You can see in the screenshot that I have 1.24 GB of heavy offenders. The main one is a browser with about 10 tabs open. I could close it to free up RAM rather than use the Free up RAM option.
Disable startup programs
Some apps automatically start when the Mac is started. Some may be essential, such as with security software, which needs to be running all the time, but often non-essential items load on startup and run in the background. They add to the time it takes to get to the Mac desktop and for it to be ready for work, and they run in the background and use memory.
Click Disable startup items and apps and other items are listed. Most of these do not appear in System Preferences > Users & Groups > Login Items and mostly what MacCleaner Pro lists are hidden items, things you don’t see that load and run in the background and slow the Mac down.
You can simply turn off the switches next to items or tick the checkboxes next to ones you do not want to load on startup and click the Speed Up button to disable them. (They can be enabled again.)
Expert users can Ctrl+click items to access a menu of useful actions. Show in Finder for example, opens a Finder window to show the folder where the startup item is stored. This lets you investigate it and, if you prefer, to manually delete the item.
I found startup items for software I no longer had installed. Who knows what problems that might cause? At the very least, the Mac will waste time on startup looking for an item that no longer exists.
Take care not to disable or delete anything important. Basically, if you don’t know what something does, leave it alone. Being able to see what starts with the Mac enables you to investigate them. For example, search for the filenames on Google, Bing or DuckDuckGo and see if they are needed or not.
Reindex Spotlight and Mail
It is rare, but occasionally something goes wrong with Spotlight and Mail. Problems are sometimes obvious and Spotlight cannot find files, folders or apps you know are on the disk. It may also run very slowly or background processes related to it have high CPU usage. Mail can also have similar problems with emails, and it cannot show them or find them, it has constant disk activity or high CPU usage.
Reindexing Spotlight and Mail rebuilds the databases used by these apps. If you do not have a problem, do not reindex them because it takes the Mac time and effort to recreate them, which is pointless if there is nothing wrong. If you do have weird problems with Spotlight or Mail, reindexing can solve them and prevent them using high CPU and RAM in the background.

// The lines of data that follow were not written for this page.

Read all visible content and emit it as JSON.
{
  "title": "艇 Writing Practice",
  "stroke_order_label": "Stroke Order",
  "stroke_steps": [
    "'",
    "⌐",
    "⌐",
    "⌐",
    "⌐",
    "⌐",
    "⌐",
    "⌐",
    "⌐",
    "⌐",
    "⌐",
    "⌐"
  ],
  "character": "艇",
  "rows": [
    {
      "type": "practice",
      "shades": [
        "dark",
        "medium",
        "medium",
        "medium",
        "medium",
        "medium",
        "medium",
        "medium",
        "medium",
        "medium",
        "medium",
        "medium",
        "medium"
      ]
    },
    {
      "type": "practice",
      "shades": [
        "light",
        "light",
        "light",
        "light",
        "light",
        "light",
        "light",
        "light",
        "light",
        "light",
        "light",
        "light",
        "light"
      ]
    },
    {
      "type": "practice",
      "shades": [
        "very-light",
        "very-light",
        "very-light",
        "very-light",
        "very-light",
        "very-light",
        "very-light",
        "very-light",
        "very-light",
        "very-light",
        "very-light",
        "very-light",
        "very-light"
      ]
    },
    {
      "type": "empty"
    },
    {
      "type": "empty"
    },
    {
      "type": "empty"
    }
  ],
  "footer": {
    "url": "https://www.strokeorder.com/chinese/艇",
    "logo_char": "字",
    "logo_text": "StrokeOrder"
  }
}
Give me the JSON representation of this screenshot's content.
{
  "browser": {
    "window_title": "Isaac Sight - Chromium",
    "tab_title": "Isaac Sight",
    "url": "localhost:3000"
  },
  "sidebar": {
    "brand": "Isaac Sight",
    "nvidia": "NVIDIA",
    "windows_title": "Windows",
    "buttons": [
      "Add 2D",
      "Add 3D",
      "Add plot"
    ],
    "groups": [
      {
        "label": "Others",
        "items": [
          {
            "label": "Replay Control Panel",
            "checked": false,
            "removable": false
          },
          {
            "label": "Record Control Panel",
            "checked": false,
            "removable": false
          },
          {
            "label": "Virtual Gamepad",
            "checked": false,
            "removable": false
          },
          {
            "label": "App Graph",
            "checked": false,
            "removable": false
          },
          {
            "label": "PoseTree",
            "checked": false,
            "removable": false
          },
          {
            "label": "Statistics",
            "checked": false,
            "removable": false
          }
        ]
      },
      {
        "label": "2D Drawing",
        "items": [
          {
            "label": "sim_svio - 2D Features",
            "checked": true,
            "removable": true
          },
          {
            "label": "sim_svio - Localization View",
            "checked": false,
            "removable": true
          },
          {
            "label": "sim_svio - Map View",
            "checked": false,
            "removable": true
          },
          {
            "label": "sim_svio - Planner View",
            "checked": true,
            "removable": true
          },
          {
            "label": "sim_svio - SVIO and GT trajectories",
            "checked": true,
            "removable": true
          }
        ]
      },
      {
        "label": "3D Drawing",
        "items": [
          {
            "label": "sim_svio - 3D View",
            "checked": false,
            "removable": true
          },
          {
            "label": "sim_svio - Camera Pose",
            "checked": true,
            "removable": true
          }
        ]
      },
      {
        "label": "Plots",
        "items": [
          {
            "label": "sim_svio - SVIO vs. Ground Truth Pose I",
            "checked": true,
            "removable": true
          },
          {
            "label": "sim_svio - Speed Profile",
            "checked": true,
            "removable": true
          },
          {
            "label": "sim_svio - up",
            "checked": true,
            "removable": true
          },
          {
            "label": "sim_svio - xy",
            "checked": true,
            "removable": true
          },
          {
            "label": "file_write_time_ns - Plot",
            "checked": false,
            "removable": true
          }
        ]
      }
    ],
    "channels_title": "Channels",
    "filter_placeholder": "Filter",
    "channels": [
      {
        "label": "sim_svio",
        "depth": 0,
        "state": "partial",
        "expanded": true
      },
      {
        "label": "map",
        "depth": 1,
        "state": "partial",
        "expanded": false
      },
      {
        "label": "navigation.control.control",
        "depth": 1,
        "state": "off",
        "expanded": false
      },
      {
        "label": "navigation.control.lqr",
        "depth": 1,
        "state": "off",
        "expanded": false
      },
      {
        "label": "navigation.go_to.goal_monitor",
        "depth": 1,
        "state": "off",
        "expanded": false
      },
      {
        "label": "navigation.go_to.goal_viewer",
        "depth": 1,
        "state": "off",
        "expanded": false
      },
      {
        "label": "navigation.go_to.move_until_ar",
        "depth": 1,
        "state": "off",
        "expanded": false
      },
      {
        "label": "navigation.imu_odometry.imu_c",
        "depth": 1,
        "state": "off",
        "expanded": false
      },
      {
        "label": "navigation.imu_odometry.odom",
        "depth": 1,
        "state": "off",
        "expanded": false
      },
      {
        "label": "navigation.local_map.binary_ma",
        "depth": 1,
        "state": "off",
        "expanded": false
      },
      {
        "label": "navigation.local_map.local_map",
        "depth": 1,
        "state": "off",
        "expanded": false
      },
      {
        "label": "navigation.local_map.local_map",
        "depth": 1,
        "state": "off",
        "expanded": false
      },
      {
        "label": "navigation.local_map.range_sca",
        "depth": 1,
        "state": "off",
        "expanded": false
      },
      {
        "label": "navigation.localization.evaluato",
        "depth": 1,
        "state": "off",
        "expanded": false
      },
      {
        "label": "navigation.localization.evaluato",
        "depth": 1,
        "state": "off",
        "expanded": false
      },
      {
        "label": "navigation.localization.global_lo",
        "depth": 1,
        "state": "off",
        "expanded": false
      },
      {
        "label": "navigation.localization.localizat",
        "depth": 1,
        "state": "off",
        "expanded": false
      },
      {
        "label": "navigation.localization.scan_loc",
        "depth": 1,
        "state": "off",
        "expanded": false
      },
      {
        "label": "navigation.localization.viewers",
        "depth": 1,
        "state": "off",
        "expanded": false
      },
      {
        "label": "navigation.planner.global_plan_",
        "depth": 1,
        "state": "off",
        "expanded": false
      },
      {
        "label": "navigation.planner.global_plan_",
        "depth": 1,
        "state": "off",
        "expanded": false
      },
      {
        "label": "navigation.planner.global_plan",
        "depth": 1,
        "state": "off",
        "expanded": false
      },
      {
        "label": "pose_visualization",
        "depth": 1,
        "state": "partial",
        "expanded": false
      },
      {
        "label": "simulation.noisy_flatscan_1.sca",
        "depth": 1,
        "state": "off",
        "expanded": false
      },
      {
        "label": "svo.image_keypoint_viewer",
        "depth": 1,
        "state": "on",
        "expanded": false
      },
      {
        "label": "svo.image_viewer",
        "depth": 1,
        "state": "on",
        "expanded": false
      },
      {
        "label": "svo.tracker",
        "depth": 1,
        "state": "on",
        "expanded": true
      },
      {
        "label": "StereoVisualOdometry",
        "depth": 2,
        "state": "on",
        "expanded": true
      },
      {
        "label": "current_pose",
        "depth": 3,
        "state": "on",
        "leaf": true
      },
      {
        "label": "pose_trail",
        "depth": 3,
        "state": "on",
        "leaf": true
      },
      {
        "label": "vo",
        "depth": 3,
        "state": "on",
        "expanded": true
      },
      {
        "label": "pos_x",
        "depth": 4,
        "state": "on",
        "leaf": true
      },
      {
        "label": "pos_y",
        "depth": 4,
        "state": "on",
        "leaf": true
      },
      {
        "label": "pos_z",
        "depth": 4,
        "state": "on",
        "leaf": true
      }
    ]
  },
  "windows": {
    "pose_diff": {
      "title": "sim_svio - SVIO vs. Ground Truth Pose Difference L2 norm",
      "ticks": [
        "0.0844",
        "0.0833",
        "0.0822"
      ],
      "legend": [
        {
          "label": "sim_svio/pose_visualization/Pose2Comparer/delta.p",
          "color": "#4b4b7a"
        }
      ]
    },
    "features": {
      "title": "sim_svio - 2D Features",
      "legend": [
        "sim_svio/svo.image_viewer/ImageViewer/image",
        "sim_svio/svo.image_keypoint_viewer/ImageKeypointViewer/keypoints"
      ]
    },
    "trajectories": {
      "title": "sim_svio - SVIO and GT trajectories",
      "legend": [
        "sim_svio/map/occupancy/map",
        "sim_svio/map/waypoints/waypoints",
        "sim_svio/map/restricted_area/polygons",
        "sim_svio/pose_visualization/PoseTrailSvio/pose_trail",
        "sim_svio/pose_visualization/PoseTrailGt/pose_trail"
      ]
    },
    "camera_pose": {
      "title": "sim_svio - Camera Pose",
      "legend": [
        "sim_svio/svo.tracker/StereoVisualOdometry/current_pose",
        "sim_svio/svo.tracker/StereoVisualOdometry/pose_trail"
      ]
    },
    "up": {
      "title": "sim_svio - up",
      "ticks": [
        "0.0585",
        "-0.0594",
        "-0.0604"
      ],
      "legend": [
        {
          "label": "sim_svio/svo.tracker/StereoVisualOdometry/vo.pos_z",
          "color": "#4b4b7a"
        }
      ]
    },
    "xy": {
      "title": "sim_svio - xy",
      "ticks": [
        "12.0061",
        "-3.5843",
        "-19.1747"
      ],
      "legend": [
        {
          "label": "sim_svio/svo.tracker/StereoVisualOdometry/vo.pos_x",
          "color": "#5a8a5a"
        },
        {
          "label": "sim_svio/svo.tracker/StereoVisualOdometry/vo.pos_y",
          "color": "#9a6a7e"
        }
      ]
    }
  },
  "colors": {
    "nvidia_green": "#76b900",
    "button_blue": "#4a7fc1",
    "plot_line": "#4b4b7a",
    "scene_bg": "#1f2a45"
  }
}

It may be beneficial to reindex Spotlight and Mail once a year on a heavily used Mac just to have a clear out and refresh. Annually can help boost performance, doing it daily will ruin it.
Browser extensions and plugins
Web browsers can use a lot of memory and processing power and this often occurs when many tabs are open. Try to keep them to a minimum. Another cause of high RAM and CPU usage is plugins and extensions.
Select Remove Internet plugins and Disable browser extensions modules to see what is installed in Safari and other browsers like Chrome. It lists everything and some items are essential built-in features that cannot be removed. Just focus on the items that can be removed.
You can see how much memory each extension or plugin is using and choose whether to keep it or remove it. Performance will improve if you can remove unnecessary extensions and plugins.